Humidity levels in your home can have a big impact on you, so it’s important to keep them at an ideal range. One way of doing this is by running humidifiers during certain times and turning them off when not needed or if too many people will be using the same space simultaneously. Misting systems are also good for adding moisture into spaces where there isn't enough natural humidity such as bedrooms that don't get wet from rainstorms often enough because they're located higher up than other areas like kitchens which tend toward lower tier flooring materials (carpet etc).
- Wear comfortable, non-irritating clothing
Cold weather can be harsh on the skin, but there are ways to keep yourself comfortable in these chilly conditions. For starters wear layers made from breathable fabrics that will allow air flow and avoid causing irritation or itching by coming into contact with sensitive areas such as woolen garments which might make you jumpier than necessary during winter months when it's freezing outside!
Wear gloves or mittens in the winter to keep your hands warm. Wool is usually preferred, but leather can also be soothing if they're too irritating before - Wesley suggests trying them out!
- Pat hands dry after washing
Pat your hands dry after washing them. The AOCD recommends that blotting or patting the skin instead of rubbing it helps retain more moisture and improves absorption by as much as 50%.

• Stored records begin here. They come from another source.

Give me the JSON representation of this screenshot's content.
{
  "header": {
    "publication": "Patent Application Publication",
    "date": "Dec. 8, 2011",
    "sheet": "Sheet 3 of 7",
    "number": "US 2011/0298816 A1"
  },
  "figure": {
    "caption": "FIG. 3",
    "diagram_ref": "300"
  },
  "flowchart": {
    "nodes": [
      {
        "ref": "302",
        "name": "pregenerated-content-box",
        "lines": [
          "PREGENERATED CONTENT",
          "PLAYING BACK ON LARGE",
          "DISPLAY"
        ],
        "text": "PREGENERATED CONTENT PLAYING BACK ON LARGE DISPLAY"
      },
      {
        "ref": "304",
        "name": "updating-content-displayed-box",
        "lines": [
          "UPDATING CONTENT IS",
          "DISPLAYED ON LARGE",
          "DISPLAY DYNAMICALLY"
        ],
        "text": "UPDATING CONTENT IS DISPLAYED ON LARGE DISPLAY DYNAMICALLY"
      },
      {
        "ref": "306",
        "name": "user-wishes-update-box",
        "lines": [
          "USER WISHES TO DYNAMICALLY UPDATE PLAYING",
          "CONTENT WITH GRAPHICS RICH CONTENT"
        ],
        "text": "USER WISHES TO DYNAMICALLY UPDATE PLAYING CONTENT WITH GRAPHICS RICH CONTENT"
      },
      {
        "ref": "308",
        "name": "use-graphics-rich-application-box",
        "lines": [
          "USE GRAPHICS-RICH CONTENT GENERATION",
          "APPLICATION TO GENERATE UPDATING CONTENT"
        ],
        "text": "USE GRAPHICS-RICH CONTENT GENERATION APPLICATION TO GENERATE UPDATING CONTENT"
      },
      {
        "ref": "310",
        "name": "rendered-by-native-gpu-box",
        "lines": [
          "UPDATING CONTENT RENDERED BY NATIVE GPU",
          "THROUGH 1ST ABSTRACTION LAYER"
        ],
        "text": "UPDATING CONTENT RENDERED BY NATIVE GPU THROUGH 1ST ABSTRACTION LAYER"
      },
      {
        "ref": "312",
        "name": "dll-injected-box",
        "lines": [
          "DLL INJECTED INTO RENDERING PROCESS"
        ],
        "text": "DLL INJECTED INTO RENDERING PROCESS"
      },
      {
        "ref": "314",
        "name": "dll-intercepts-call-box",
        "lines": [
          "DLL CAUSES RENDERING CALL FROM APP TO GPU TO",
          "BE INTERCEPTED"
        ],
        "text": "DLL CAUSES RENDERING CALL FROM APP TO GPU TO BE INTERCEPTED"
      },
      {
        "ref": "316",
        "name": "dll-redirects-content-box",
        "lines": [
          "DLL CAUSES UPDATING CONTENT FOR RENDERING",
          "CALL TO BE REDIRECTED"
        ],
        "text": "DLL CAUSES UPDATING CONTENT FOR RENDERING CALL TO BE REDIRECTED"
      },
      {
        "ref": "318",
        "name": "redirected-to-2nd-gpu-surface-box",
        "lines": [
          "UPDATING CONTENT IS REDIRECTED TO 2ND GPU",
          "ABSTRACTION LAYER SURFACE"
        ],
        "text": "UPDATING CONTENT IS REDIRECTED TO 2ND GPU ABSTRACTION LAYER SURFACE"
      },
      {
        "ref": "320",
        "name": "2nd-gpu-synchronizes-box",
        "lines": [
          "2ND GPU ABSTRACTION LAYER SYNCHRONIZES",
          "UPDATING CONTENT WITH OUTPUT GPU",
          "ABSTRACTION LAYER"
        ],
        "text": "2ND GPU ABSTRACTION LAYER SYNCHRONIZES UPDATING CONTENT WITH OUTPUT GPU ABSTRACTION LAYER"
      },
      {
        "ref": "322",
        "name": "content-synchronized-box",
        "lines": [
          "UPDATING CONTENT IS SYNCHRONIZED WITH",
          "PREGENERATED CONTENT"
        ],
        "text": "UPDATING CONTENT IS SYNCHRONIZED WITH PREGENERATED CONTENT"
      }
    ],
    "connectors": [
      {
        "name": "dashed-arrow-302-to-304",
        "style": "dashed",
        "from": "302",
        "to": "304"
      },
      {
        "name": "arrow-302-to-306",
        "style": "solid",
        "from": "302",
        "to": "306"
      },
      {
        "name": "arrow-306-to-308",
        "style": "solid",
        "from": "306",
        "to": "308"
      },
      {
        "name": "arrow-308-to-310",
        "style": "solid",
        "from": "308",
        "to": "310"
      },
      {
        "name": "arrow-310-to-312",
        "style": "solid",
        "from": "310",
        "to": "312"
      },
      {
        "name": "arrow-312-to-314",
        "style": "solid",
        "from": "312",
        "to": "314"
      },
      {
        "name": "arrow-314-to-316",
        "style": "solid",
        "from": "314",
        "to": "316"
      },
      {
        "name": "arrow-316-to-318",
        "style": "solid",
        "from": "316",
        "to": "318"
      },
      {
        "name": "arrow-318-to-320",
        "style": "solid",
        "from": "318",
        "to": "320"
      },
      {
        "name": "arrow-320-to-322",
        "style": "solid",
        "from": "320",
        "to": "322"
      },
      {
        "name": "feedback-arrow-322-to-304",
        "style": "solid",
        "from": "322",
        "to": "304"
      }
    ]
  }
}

"After a shower, towel off and blot skin dry. Apply moisturizer within minutes of getting out for an instant boost in hydration!"
- Moisturize hands after washing
Washing your hands is a vital way to prevent the spread of illness. In fact, it's almost impossible for someone else who has just washed their hands without soap or hot water and then touched other things like dishes (or even themselves) before drying off with paper towels - not only will that individual contract whatever germs were on those surfaces but also carry them around in his/her own body until he spills those pollutants over again by coughing etcetera! The constant washing can be tough on tired arms so try using an anti-bacterial hand gel whenever possible.
Applying hand cream after each washing will keep your skin soft and hydrated. Doctors also recommends wearing waterproof gloves while cleaning dishes or doing housework to protect against any unpleasant surprises that could happen on contact with wet surfaces like hot water pipes which are always nearby!
- Use gentle and fragrance-free cleansers
Dry skin can worsen bar soap by stripping the natural oils and disrupting microbiome. Doctors say that it is better to use body wash for those with dry patches on their bodies because they will contain less drying ingredients than regular soaps which could irritate you more than just feeling moisturized afterwards. An alternative option would be trying out hair masks made specifically designed toward keeping locks nourished overtime while also adding shine!
You may be surprised to know that some products labeled “unscented” actually contain chemicals which neutralize scents and can cause irritation.
You'll want avoid these at all costs!
- Always eat right and stay hydrated!
"The best way to moisturize your skin from the inside out is by drinking plenty of fluids. Staying hydrated with water will not only keep you healthy but also help prevent dryness on any part outside our bodies!"
A healthy diet and exercise routine are two of the best ways to keep your skin looking young. "Avoiding processed foods, sugars, or any other unhealthy additives will make sure you're providing yourself with enough nutrients for strong cell growth."
A lot can be said about how our internal environment affects us externally - what we eat has an effect on both moods AND Physical appearance! The right nutritional habits delivered through food choices may aid in reducing stress hormones while simultaneously promoting collagen production which helps fight wrinkles over time."